Greencoat debuts in US with 861MW wind deal

The deal, alongside BAE and Willis Towers Watson pension schemes, is the result of 18 months preparatory work, according to Greencoat’s Laurence Fumagalli.

London-based renewables manager Greencoat Capital has made its entry into the US market after taking a 24 percent stake in an 861MW wind portfolio.

Greencoat agreed the deal on a separate account basis on behalf of the BAE Systems Pension Fund and Towers Watson Investment Services, through Greencoat Velas, a vehicle established solely for investing in the four-strong portfolio, sold by utility RWE. The investment is “unlevered and is expected to total approximately $160 million”, Greencoat said in a statement.

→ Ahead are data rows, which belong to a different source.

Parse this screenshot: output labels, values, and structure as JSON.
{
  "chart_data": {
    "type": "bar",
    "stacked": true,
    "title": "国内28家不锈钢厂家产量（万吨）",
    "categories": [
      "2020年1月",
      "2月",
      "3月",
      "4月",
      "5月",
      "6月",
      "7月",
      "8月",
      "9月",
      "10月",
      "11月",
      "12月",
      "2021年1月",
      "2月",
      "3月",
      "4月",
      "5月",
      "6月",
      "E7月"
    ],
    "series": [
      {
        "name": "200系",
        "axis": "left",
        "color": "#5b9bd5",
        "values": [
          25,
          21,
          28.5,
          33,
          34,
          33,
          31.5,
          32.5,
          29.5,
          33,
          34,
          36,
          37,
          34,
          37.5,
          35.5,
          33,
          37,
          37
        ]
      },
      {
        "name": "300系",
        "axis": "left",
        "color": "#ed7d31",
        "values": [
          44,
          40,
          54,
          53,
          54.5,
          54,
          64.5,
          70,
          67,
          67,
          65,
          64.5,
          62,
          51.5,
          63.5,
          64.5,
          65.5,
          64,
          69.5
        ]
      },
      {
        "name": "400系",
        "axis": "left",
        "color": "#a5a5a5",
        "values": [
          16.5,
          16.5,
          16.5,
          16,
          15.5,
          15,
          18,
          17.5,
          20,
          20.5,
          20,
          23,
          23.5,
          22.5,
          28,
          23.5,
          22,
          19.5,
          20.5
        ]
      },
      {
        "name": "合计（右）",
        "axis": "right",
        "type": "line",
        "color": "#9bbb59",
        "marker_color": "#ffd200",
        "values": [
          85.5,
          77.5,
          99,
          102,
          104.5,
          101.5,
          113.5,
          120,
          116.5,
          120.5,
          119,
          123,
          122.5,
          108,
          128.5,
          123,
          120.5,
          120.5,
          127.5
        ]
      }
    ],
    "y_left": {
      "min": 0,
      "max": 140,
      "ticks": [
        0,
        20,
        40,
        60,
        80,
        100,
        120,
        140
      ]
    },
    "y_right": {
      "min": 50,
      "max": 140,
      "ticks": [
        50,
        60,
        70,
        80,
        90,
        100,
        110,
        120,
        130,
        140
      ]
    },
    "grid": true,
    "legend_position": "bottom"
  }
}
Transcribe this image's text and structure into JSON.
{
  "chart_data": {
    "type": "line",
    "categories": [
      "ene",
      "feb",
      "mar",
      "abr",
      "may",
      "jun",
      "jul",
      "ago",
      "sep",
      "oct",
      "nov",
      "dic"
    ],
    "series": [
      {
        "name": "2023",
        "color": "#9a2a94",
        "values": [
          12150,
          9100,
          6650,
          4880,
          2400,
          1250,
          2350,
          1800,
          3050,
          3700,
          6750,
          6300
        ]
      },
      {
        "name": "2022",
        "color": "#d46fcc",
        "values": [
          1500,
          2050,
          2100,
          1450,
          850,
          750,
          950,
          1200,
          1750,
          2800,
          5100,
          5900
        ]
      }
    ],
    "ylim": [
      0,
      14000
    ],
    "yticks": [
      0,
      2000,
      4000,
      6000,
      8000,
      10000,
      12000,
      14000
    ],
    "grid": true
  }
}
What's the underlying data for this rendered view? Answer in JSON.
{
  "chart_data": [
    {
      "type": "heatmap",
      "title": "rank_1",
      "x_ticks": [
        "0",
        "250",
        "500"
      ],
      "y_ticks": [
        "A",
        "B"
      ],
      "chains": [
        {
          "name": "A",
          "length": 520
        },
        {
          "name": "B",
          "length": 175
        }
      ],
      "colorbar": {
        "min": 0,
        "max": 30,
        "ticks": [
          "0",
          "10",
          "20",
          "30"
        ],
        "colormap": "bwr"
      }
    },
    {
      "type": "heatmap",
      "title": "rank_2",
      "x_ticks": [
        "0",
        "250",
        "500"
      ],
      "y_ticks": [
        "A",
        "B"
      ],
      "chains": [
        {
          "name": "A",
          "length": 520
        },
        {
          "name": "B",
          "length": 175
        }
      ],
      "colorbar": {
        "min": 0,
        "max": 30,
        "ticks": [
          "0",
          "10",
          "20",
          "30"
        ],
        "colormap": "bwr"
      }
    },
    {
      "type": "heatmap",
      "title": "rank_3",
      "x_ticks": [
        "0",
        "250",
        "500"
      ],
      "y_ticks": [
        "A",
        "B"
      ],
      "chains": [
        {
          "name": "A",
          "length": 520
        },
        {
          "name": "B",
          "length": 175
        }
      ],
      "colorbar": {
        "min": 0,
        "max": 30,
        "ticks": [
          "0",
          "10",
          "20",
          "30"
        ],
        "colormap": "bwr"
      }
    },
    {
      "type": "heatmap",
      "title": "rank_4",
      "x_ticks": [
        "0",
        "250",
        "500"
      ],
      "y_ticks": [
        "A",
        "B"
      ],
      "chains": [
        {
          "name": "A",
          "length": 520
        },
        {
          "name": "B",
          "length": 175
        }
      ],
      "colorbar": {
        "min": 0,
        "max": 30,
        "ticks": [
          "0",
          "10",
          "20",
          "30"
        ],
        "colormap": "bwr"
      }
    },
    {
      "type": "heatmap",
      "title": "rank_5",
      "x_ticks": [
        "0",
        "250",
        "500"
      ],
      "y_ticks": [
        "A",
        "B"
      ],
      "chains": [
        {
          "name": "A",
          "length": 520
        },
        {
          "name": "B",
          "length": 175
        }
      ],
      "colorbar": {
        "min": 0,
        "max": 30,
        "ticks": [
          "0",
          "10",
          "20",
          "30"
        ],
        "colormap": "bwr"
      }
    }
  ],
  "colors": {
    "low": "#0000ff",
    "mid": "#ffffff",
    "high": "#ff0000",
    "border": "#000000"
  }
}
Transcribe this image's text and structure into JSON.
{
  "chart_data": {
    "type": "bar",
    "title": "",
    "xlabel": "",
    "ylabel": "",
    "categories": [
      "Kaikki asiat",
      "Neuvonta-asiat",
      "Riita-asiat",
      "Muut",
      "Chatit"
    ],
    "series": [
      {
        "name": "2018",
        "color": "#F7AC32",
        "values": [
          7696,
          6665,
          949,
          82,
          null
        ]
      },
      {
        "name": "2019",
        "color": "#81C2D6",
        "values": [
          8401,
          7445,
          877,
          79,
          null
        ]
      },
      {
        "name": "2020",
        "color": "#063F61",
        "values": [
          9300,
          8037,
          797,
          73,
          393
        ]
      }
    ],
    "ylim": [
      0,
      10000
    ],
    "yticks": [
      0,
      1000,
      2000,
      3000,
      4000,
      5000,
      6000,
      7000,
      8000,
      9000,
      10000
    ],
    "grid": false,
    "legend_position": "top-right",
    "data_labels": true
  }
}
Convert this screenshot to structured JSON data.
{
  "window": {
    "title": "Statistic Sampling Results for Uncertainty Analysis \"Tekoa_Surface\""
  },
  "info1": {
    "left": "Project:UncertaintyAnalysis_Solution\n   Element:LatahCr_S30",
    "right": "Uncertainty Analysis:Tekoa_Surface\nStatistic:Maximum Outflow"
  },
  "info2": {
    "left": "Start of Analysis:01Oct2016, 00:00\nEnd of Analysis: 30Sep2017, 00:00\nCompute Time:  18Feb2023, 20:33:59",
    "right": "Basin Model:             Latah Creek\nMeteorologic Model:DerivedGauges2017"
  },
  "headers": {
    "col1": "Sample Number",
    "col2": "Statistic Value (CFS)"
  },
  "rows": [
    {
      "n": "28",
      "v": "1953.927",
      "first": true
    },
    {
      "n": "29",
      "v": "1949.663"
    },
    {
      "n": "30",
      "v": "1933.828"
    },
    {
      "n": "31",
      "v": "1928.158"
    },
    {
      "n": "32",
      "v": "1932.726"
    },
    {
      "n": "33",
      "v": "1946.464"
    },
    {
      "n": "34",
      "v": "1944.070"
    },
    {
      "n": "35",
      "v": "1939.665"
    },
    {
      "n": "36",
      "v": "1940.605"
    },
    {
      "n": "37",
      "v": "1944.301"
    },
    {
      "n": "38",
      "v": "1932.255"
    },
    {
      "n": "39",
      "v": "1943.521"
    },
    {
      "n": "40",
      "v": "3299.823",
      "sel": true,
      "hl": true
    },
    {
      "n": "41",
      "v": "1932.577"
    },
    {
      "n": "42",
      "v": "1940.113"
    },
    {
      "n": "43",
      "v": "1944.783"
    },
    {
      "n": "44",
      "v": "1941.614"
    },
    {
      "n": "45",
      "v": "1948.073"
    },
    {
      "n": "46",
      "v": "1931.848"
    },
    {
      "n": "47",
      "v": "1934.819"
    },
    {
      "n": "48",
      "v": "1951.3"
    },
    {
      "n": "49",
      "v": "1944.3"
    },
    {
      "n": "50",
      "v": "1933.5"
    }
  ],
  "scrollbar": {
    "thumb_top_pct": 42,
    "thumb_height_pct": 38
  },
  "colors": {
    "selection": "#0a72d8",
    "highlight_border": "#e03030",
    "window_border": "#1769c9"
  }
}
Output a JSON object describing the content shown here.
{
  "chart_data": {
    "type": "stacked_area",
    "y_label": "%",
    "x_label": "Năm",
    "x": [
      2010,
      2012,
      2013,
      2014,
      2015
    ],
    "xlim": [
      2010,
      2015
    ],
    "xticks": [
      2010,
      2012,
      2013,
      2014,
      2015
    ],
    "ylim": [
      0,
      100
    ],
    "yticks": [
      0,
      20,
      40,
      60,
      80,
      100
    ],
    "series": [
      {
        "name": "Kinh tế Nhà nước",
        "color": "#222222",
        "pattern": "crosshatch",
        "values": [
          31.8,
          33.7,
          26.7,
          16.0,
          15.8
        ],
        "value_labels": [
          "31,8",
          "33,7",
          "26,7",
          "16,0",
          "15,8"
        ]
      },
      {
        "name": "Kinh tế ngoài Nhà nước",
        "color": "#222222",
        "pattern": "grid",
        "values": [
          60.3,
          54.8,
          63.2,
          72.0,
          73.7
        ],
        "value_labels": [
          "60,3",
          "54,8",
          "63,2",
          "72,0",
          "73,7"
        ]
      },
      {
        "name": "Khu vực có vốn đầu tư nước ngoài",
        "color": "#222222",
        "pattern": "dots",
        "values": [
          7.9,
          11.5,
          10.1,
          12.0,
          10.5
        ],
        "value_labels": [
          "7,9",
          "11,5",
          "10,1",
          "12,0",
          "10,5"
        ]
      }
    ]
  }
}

RWE, which also holds a 24 percent stake, will continue to operate the four onshore windfarms – Stella, Cranell, East and West Raymond – which are all located in coastal South Texas. The utility sold the other 51 percent to Algonquin Power & Utilities in December.

“We’ve been looking at an expansion into the US for about 18 months and we first knew about this deal in February last year,” Laurence Fumagalli, partner at Greencoat Capital, told Infrastructure Investor. “It’s a natural, one onion skin away from what we’re currently doing.”

Greencoat has worked with the BAE and Towers Watson schemes on both deals and funds in the past and Fumagalli said the SMA deal will likely be followed by a dedicated fund.

“A fund is probably a natural evolution of our US business. I think people generally start with SMAs,” he said. “That’s a probable direction of our US business. We’ve got limited boots on the ground and we’re looking to expand that as we grow.”

Greencoat’s Dublin-listed European fund, Greencoat Renewables, last year made its first foray into the French renewables market, although Fumagalli said the main difference between the US and European markets is the power purchase agreement and tax equity structure.

“All windfarms in the US are essentially merchant, there’s no direct subsidy,” he said, adding that all four sites are backed by 10-year PPAs. “The US has a much deeper and more developed utility and corporate PPA market than Europe. It’s had to because it’s never had a fixed government tariff.”

With Greencoat’s focus on operational projects, Fumagalli does not see a direct consequence for its US-based business from November’s presidential election but believes the outcome will have some positive effects for the industry.

“With [president-elect Joe] Biden and his $2 trillion stimulus, it’s clearly good for renewables, one can expect more to get built rather than fewer as a result. It just underscores the depth of the market and the timeliness of our expansion into the market,” explained Fumagalli.